ASIC’s boss denies being too friendly with the big banks and financial institutions or failing to investigate them for misconduct.
Chair James Shipton accepts the corporate regulator needs to up the ante, after being slammed by the banking royal commission for letting much of the widespread misconduct in the financial sector go unpunished.
But Mr Shipton argues the Australian Securities and Investments Commission lacks the resources it needs to do its job properly.
Asked if ASIC has failed to commence formal investigations against large financial institutions when it should have, Mr Shipton took issue with the word fail.
He said ASIC only has 240 enforcement staff – the ACT has nearly three times that number of sworn police officers – to deal with 12,000 complaints and 2000 breach reports by financial services licensees each year.
“We have to make real-time decisions as to which matters we can investigate,” Mr Shipton told the royal commission on Thursday.
“I would not consider the very difficult real-time choices and very hard choices as a failure.”
Mr Shipton described his regular contact with bank CEOs and boards, and that of other ASIC commissioners, as forming part of professional working relationships.
Mr Shipton, ASIC’s chair since January, said there were also formal meetings, dismissing a description that they were get-togethers.

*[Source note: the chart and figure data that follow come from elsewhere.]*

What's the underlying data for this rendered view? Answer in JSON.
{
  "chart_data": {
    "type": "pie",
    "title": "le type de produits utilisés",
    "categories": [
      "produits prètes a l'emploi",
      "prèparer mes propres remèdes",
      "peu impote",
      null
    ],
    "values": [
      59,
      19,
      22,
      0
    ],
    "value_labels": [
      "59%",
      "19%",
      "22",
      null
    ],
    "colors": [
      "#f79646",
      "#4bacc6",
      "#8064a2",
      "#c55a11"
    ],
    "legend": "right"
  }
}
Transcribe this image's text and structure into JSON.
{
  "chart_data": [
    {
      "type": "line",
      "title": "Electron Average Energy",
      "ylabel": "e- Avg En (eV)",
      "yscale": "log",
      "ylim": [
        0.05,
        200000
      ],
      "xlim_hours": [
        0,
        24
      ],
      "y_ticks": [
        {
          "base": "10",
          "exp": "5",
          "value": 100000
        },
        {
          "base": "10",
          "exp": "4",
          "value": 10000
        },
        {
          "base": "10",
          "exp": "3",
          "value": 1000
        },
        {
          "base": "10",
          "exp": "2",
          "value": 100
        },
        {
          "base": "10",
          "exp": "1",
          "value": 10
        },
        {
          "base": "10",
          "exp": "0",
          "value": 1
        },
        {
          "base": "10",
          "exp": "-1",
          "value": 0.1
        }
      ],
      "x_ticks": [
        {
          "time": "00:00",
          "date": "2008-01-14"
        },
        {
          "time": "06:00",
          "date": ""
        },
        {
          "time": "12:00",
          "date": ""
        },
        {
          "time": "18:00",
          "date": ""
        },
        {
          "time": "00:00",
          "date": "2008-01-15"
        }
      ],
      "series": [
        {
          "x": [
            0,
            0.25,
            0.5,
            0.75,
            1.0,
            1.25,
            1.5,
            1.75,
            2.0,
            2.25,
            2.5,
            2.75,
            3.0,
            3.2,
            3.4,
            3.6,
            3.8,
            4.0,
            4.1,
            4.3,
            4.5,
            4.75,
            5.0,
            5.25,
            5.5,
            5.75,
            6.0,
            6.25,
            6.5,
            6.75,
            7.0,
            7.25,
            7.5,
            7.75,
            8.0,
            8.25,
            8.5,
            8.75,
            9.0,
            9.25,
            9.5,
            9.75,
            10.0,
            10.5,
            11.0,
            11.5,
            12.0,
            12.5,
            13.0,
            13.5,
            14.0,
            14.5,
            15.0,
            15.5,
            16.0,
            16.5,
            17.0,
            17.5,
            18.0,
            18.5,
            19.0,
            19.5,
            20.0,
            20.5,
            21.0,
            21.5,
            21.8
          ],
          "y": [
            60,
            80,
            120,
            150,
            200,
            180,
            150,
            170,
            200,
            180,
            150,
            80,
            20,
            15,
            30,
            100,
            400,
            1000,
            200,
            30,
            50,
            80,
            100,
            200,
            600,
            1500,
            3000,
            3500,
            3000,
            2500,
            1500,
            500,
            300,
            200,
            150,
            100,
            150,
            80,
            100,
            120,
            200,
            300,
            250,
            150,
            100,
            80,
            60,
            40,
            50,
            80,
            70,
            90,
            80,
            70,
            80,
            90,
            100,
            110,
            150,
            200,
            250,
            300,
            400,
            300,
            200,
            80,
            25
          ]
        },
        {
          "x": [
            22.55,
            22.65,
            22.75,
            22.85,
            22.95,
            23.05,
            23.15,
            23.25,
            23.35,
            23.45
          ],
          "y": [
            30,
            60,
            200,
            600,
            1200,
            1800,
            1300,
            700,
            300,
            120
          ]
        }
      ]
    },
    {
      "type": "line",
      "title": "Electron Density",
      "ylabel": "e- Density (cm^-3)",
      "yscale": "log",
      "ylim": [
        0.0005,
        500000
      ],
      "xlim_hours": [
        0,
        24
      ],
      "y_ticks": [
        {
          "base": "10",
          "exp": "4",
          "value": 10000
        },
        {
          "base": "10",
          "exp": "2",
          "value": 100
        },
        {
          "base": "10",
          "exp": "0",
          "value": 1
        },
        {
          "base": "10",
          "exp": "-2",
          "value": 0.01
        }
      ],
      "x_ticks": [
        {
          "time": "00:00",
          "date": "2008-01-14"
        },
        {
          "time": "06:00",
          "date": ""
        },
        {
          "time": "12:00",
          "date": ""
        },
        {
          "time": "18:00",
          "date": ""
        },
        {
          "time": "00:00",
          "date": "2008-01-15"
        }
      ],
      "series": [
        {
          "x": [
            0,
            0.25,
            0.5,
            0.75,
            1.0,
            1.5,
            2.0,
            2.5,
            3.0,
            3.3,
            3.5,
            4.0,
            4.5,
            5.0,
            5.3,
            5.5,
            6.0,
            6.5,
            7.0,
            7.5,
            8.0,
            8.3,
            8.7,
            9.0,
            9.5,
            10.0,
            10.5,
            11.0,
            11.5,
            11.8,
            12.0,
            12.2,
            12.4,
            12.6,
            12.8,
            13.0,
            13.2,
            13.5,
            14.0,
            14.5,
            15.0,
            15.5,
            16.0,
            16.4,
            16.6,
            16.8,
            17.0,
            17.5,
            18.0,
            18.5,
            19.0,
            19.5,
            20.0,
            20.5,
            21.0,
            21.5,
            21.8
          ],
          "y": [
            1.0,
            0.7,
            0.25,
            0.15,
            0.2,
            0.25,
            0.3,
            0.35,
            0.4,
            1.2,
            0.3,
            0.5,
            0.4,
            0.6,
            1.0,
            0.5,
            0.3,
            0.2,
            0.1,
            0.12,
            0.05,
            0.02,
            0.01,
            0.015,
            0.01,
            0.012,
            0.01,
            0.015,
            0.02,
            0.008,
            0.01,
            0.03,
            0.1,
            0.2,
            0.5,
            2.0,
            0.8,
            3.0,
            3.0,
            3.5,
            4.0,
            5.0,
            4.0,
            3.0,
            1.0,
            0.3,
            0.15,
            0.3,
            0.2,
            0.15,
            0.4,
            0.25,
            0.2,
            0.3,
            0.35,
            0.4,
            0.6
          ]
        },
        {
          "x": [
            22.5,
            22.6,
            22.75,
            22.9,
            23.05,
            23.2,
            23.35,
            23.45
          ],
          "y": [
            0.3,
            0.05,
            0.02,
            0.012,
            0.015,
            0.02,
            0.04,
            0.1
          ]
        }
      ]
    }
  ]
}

He agreed there were risks with frequent personal contact between regulators and the leaders of the entities they regulate.
“That is why I personally exercise the highest degree I can possibly apply of professional judgment when I have these interactions, when I have these meetings,” he said.
One of the risks was the contact could be seen by the other side as too familial, friendly and social, he said.
He has called CEOs of companies regulated by ASIC to express his dissatisfaction about issues including legal trench warfare, a lack of professionalism in the Australian financial sector.
“I have also spoken to these leaders, to a man and a woman, about the fact that I believe that they have forgotten that they are dealing with other people’s money.”
ASIC now has a wider regulatory remit than comparable market conduct regulators overseas, but its staff numbers and budgets have only increased modestly, the inquiry heard.
Mr Shipton said ASIC was under-resourced and therefore restricted in its ability to pursue matters the way it wanted.
“We are constrained in probably every aspect of our regulatory work.
“It’s certainly in investigations, certainly in matters relating to enforcement, but I would also make the case that we are constrained in our surveillance, our supervision, our important work on financial capability, and other work that we undertake.”
Mr Shipton agreed ASIC needed to take more enforcement action over misconduct, including through the courts, and be quicker and more robust.
He said ASIC also recognised that in the case of a number of financial institutions, its previous tactics have not been as successful as hoped.
“Therefore we need to up our ante and be more agile in the deployment of that enforcement tool.”